Even shipping is faster than that, so yeah point still taken
Having your own GPU makes sense if it works out cheaper than the cloud equivalent (not just the GPU bit but everything else - bandwidth/storage fees, etc).
Given the prices of cloud infrastructure, it doesn't take much before walking to your local computer store and buying a GPU (or more!) becomes more cost-effective.
> and still be left with 16 hours to have a sleep, eat and do some other things.
Well there's your problem. You don't need to sit back the whole time while you're waiting for approval, it's okay to leave your chair.
Jokes aside, I think this probably depends on use-case. You can't easily return the computer. And you can't easily buy (and then return) 100 computers if you have a large one-time computation to run.
Do they still wait until the very last moment before launching to tell you that the account you're logged in under doesn't actually have permission to launch EC2 instances?
AWS is following the same path as other web technologies offered by big tech. In the beginning, they want to lure as many people as possible to their new, shiny product, so they offer irresistible prices. The next step, which is the important one, is to secure corporate and government contracts for that technology. Next thing you know, they will see small clients as a nuisance, and do everything to make their lives more difficult.
I gave up on ec2 when they started requiring you "request for quota" to start a gpu instance.
You have to "request for quota" even if you want to run a single instance.
You have to specify which specific instance type you want.
You have to specify which region you want it in.
Then you sit back and wait for some human to "approve your request".

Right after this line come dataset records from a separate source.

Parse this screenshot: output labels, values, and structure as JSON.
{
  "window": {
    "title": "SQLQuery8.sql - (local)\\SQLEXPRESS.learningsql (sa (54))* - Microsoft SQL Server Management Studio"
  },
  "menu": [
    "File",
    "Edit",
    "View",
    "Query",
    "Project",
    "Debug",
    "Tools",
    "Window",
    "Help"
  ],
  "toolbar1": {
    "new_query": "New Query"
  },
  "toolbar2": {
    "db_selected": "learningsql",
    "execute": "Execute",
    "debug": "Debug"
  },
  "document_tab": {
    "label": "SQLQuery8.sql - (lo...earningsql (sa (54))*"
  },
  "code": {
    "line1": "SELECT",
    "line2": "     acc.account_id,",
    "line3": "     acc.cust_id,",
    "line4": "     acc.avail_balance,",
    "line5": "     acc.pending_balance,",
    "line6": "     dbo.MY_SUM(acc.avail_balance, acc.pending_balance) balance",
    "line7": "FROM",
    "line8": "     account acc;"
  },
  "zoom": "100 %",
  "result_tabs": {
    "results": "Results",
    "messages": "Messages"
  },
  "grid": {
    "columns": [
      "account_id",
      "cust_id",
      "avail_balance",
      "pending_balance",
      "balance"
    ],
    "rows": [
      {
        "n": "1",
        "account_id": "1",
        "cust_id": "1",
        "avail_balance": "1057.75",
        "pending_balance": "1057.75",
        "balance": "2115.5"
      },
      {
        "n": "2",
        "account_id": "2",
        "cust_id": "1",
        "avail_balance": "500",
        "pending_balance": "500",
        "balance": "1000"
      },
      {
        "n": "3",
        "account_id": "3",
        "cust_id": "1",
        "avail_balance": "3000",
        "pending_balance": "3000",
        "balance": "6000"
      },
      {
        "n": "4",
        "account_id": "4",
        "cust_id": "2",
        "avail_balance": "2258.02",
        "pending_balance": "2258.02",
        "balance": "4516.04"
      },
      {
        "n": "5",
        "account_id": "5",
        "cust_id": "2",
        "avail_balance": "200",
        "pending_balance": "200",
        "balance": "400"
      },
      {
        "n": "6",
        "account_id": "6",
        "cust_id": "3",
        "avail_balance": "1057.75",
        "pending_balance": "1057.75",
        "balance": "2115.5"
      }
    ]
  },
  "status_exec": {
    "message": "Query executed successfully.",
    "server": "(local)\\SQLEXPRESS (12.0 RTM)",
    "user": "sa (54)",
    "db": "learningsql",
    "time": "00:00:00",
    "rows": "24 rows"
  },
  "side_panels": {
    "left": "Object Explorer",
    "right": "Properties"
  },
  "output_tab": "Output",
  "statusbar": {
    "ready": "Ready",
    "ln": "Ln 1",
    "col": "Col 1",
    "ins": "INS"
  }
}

In my case this took 24 hours.
In this time I literally could have walked (not driven) down to the local computer store, bought a computer, pushed it back to my house in a shopping cart, spent a few hours configuring it and still be left with 16 hours to have a sleep, eat and do some other things.
AWS quota system is so far from "scalable" and "elastic" that it's effectively useless. You can't design any sort of infrastructure around that sort of quota system.
I dumped AWS at that point. Mind you, Azure has exactly the same quota system.
Seriously, just rent a server from Ionos or Hetzner or get a fast Internet connection and self host. It's faster and better and cheaper than any of the big clouds.